AWS Compute Services

AWS Lambda

6 min read
Updated June 21, 2025
6,475 characters

The Core Paradigm: Event-Driven, Serverless Functions

The fundamental principle of Lambda is simple: You write the code, and Lambda runs it in response to events.

  • Serverless: You never have to worry about the underlying servers. AWS handles all the operational and administrative tasks, including OS patching, capacity provisioning, auto-scaling, code monitoring, and logging.
  • Event-Driven: A Lambda function remains idle until it is triggered by an event. An event source is the AWS service or custom application that publishes events to trigger your function.

Common event sources include:

  • API Gateway: An HTTP request triggers the function (for building REST APIs).
  • Amazon S3: An object creation or deletion event triggers the function (for image processing, data validation).
  • Amazon DynamoDB: A change to a table item triggers the function (via DynamoDB Streams).
  • Amazon SQS: A new message in a queue triggers the function (for decoupling and background processing).
  • Amazon EventBridge (CloudWatch Events): A scheduled event (cron job) or a custom event triggers the function.
  • AWS Step Functions: A state in a workflow triggers the function.

The Lambda Execution Lifecycle: Cold vs. Warm Starts

When a function is triggered for the first time or after a period of inactivity, Lambda creates a new execution environment. This process is known as a cold start. It involves:

  1. Downloading your code.
  2. Starting a new secure micro-VM (Firecracker).
  3. Initializing the function runtime (e.g., the JVM or Python interpreter).
  4. Running your function's initialization code (code outside the main handler).

This setup process can add latency to the first request. After the function runs, Lambda keeps the execution environment "warm" for a period, ready to process subsequent requests instantly. A request that hits a warm environment has much lower latency.

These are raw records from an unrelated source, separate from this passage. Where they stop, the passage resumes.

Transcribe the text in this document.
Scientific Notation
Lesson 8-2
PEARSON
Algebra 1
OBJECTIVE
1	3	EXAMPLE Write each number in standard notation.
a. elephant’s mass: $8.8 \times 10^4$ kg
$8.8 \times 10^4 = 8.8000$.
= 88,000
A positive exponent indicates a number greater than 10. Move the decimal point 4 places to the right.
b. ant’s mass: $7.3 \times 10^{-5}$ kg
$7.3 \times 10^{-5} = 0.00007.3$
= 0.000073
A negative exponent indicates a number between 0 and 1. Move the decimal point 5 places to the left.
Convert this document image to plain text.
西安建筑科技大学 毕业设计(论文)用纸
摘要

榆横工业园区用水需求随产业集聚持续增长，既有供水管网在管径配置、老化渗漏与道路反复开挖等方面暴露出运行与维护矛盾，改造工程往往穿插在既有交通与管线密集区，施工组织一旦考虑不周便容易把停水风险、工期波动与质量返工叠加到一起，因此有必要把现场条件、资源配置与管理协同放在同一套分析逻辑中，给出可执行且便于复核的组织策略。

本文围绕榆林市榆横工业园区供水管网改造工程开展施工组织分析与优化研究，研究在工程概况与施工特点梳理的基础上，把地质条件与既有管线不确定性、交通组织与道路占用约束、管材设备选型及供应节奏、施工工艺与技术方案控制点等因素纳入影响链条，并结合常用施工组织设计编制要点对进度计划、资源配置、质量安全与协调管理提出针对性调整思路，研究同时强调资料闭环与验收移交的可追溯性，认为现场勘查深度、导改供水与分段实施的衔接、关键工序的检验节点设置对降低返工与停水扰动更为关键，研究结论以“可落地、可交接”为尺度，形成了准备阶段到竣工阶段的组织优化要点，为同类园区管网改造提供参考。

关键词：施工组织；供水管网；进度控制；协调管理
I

Core Function Configuration

When creating a Lambda function, you define several key parameters:

  • Runtime: The language environment for your code (e.g., Node.js, Python, Java, Go, Ruby, .NET). You can also provide a custom runtime.
  • Memory: You can allocate memory from 128 MB to 10,240 MB. CPU power is allocated proportionally to the memory you select.
  • Timeout: The maximum amount of time (up to 900 seconds / 15 minutes) that a single invocation of your function is allowed to run before being terminated.
  • Execution Role: A mandatory IAM role that grants your function permissions to interact with other AWS services. For example, a role might grant s3:GetObject permission to read from an S3 bucket and logs:CreateLogStream to write logs to CloudWatch.
  • Environment Variables: Key-value pairs that you can pass to your function code without changing the code itself, useful for storing configuration settings.

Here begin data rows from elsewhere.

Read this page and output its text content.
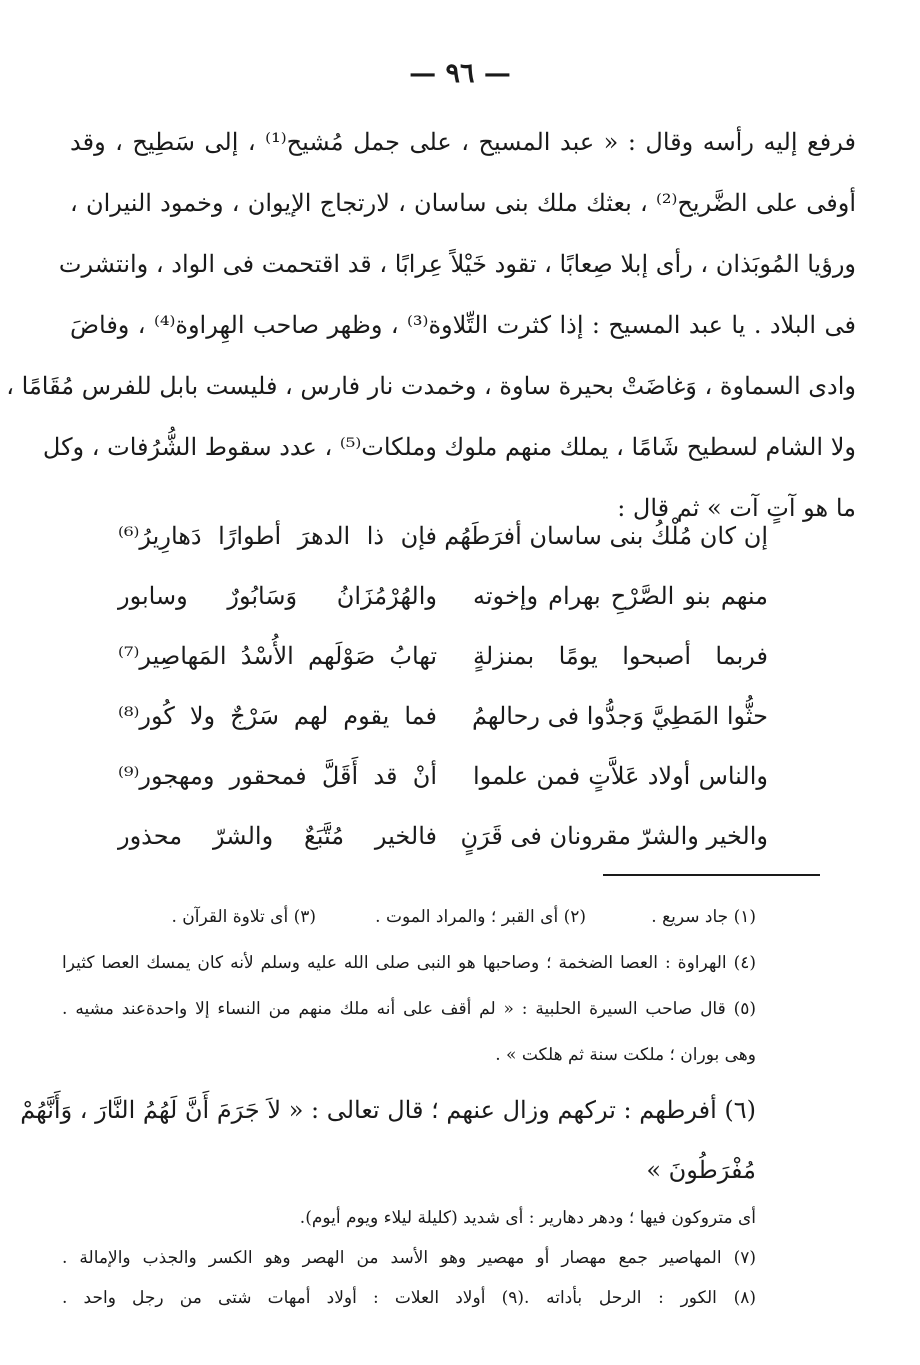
— ٩٦ —
فرفع إليه رأسه وقال : « عبد المسيح ، على جمل مُشيح⁽¹⁾ ، إلى سَطِيح ، وقد
أوفى على الضَّريح⁽²⁾ ، بعثك ملك بنى ساسان ، لارتجاج الإيوان ، وخمود النيران ،
ورؤيا المُوبَذان ، رأى إبلا صِعابًا ، تقود خَيْلاً عِرابًا ، قد اقتحمت فى الواد ، وانتشرت
فى البلاد . يا عبد المسيح : إذا كثرت التِّلاوة⁽³⁾ ، وظهر صاحب الهِراوة⁽⁴⁾ ، وفاضَ
وادى السماوة ، وَغاضَتْ بحيرة ساوة ، وخمدت نار فارس ، فليست بابل للفرس مُقَامًا ،
ولا الشام لسطيح شَامًا ، يملك منهم ملوك وملكات⁽⁵⁾ ، عدد سقوط الشُّرُفات ، وكل
ما هو آتٍ آت » ثم قال :
إن كان مُلْكُ بنى ساسان أفرَطَهُم
فإن ذا الدهرَ أطوارًا دَهارِيرُ⁽⁶⁾
منهم بنو الصَّرْحِ بهرام وإخوته
والهُرْمُزَانُ وَسَابُورٌ وسابور
فربما أصبحوا يومًا بمنزلةٍ
تهابُ صَوْلَهم الأُسْدُ المَهاصِير⁽⁷⁾
حثُّوا المَطِيَّ وَجدُّوا فى رحالهمُ
فما يقوم لهم سَرْجٌ ولا كُور⁽⁸⁾
والناس أولاد عَلاَّتٍ فمن علموا
أنْ قد أَقَلَّ فمحقور ومهجور⁽⁹⁾
والخير والشرّ مقرونان فى قَرَنٍ
فالخير مُتَّبَعٌ والشرّ محذور
(١) جاد سريع .
(٢) أى القبر ؛ والمراد الموت .
(٣) أى تلاوة القرآن .
(٤) الهراوة : العصا الضخمة ؛ وصاحبها هو النبى صلى الله عليه وسلم لأنه كان يمسك العصا كثيرا
(٥) قال صاحب السيرة الحلبية : « لم أقف على أنه ملك منهم من النساء إلا واحدة
عند مشيه .
وهى بوران ؛ ملكت سنة ثم هلكت » .
(٦) أفرطهم : تركهم وزال عنهم ؛ قال تعالى : « لاَ جَرَمَ أَنَّ لَهُمُ النَّارَ ، وَأَنَّهُمْ
مُفْرَطُونَ »
أى متروكون فيها ؛ ودهر دهارير : أى شديد (كليلة ليلاء ويوم أيوم).
(٧) المهاصير جمع مهصار أو مهصير وهو الأسد من الهصر وهو الكسر والجذب والإمالة .
(٨) الكور : الرحل بأداته .
(٩) أولاد العلات : أولاد أمهات شتى من رجل واحد .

Managing Deployments and Dependencies

Versions and Aliases

Lambda provides powerful features for managing deployments safely.

  • Versions: Every time you upload new code to a function, you can publish a new, numbered Version. Versions are immutable snapshots of your function's code and configuration. The default version is $LATEST.
  • Aliases: An Alias is a pointer to a specific function version. You can create aliases like dev, staging, and prod. To promote code, you simply repoint the prod alias from an old version to a new, tested version. Aliases also support weighted routing, allowing you to perform gradual rollouts (e.g., sending 10% of traffic to the new version and 90% to the old one) for blue/green or canary deployments.

Lambda Layers

A Layer is a ZIP archive that can contain libraries, a custom runtime, or other dependencies.

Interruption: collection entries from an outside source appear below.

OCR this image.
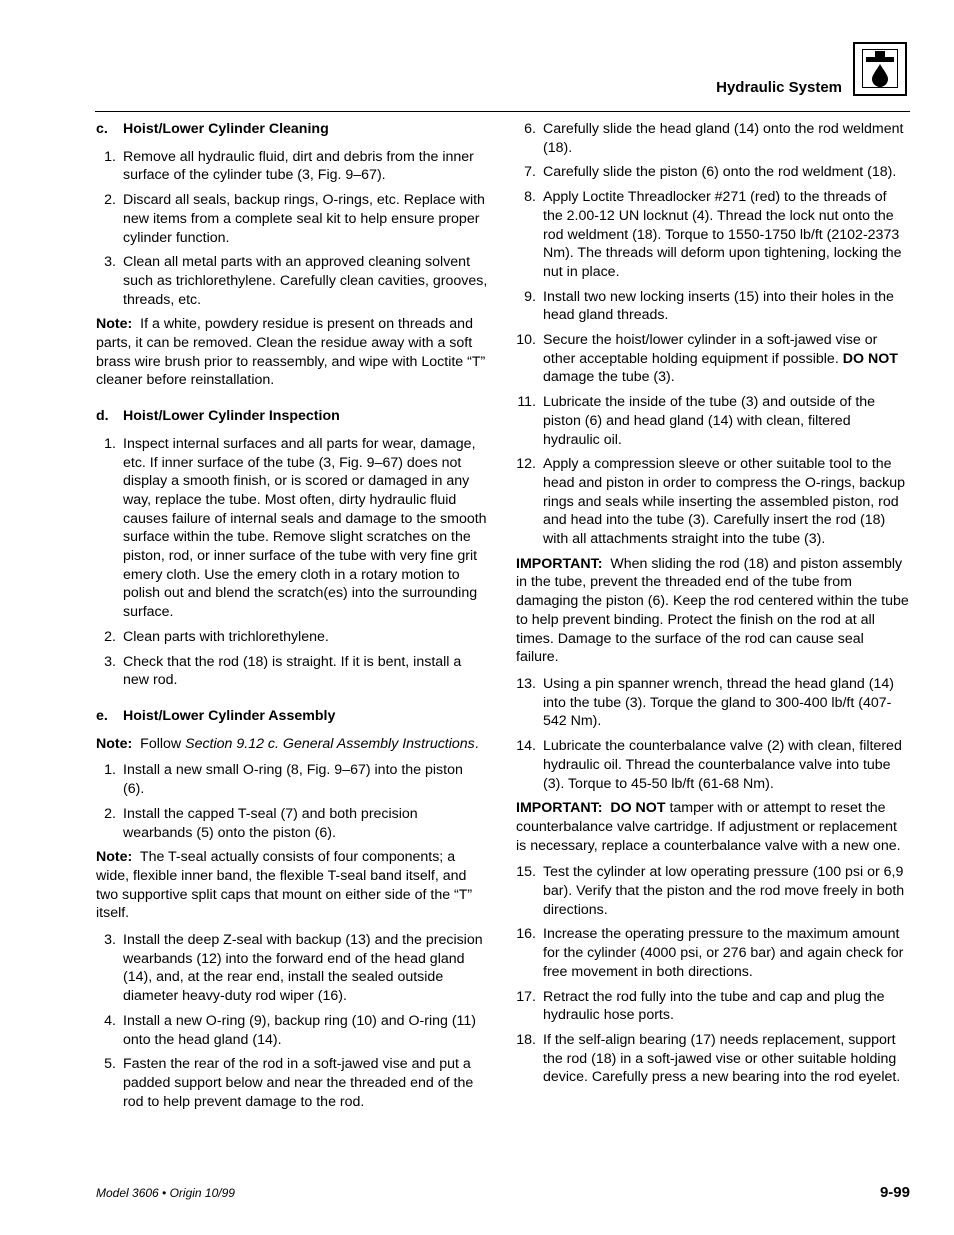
Hydraulic System
c. Hoist/Lower Cylinder Cleaning
1. Remove all hydraulic fluid, dirt and debris from the inner surface of the cylinder tube (3, Fig. 9–67).
2. Discard all seals, backup rings, O-rings, etc. Replace with new items from a complete seal kit to help ensure proper cylinder function.
3. Clean all metal parts with an approved cleaning solvent such as trichlorethylene. Carefully clean cavities, grooves, threads, etc.
Note: If a white, powdery residue is present on threads and parts, it can be removed. Clean the residue away with a soft brass wire brush prior to reassembly, and wipe with Loctite “T” cleaner before reinstallation.
d. Hoist/Lower Cylinder Inspection
1. Inspect internal surfaces and all parts for wear, damage, etc. If inner surface of the tube (3, Fig. 9–67) does not display a smooth finish, or is scored or damaged in any way, replace the tube. Most often, dirty hydraulic fluid causes failure of internal seals and damage to the smooth surface within the tube. Remove slight scratches on the piston, rod, or inner surface of the tube with very fine grit emery cloth. Use the emery cloth in a rotary motion to polish out and blend the scratch(es) into the surrounding surface.
2. Clean parts with trichlorethylene.
3. Check that the rod (18) is straight. If it is bent, install a new rod.
e. Hoist/Lower Cylinder Assembly
Note: Follow Section 9.12 c. General Assembly Instructions.
1. Install a new small O-ring (8, Fig. 9–67) into the piston (6).
2. Install the capped T-seal (7) and both precision wearbands (5) onto the piston (6).
Note: The T-seal actually consists of four components; a wide, flexible inner band, the flexible T-seal band itself, and two supportive split caps that mount on either side of the “T” itself.
3. Install the deep Z-seal with backup (13) and the precision wearbands (12) into the forward end of the head gland (14), and, at the rear end, install the sealed outside diameter heavy-duty rod wiper (16).
4. Install a new O-ring (9), backup ring (10) and O-ring (11) onto the head gland (14).
5. Fasten the rear of the rod in a soft-jawed vise and put a padded support below and near the threaded end of the rod to help prevent damage to the rod.
6. Carefully slide the head gland (14) onto the rod weldment (18).
7. Carefully slide the piston (6) onto the rod weldment (18).
8. Apply Loctite Threadlocker #271 (red) to the threads of the 2.00-12 UN locknut (4). Thread the lock nut onto the rod weldment (18). Torque to 1550-1750 lb/ft (2102-2373 Nm). The threads will deform upon tightening, locking the nut in place.
9. Install two new locking inserts (15) into their holes in the head gland threads.
10. Secure the hoist/lower cylinder in a soft-jawed vise or other acceptable holding equipment if possible. DO NOT damage the tube (3).
11. Lubricate the inside of the tube (3) and outside of the piston (6) and head gland (14) with clean, filtered hydraulic oil.
12. Apply a compression sleeve or other suitable tool to the head and piston in order to compress the O-rings, backup rings and seals while inserting the assembled piston, rod and head into the tube (3). Carefully insert the rod (18) with all attachments straight into the tube (3).
IMPORTANT: When sliding the rod (18) and piston assembly in the tube, prevent the threaded end of the tube from damaging the piston (6). Keep the rod centered within the tube to help prevent binding. Protect the finish on the rod at all times. Damage to the surface of the rod can cause seal failure.
13. Using a pin spanner wrench, thread the head gland (14) into the tube (3). Torque the gland to 300-400 lb/ft (407-542 Nm).
14. Lubricate the counterbalance valve (2) with clean, filtered hydraulic oil. Thread the counterbalance valve into tube (3). Torque to 45-50 lb/ft (61-68 Nm).
IMPORTANT: DO NOT tamper with or attempt to reset the counterbalance valve cartridge. If adjustment or replacement is necessary, replace a counterbalance valve with a new one.
15. Test the cylinder at low operating pressure (100 psi or 6,9 bar). Verify that the piston and the rod move freely in both directions.
16. Increase the operating pressure to the maximum amount for the cylinder (4000 psi, or 276 bar) and again check for free movement in both directions.
17. Retract the rod fully into the tube and cap and plug the hydraulic hose ports.
18. If the self-align bearing (17) needs replacement, support the rod (18) in a soft-jawed vise or other suitable holding device. Carefully press a new bearing into the rod eyelet.
Model 3606 • Origin 10/99	9-99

  • Purpose: Layers allow you to manage your function's dependencies separately and share them across multiple functions. This keeps your deployment package size small and simplifies updates. A function can use up to 5 layers.

Concurrency, Networking, and Error Handling

Concurrency and Scaling

  • Concurrency is the number of requests that your function is serving at any given time. When your function is invoked, Lambda launches an instance of it to process the event. If other events come in while the first is still being processed, Lambda launches more instances.
  • By default, your account has a concurrency limit of 1,000 across all functions in a region.
  • You can configure Reserved Concurrency for a function to guarantee a certain number of concurrent executions are available for it at all times. This also acts as a "throttle" to prevent a function from overwhelming a downstream resource (like a database).

Networking

  • By default, a Lambda function can access the public internet but cannot access resources inside your VPC.
  • To access resources in a VPC (like an RDS database or an ElastiCache cluster), you must configure your function to connect to the VPC. When you do this, Lambda attaches an Elastic Network Interface (ENI) to your function, allowing it to communicate securely within your private network.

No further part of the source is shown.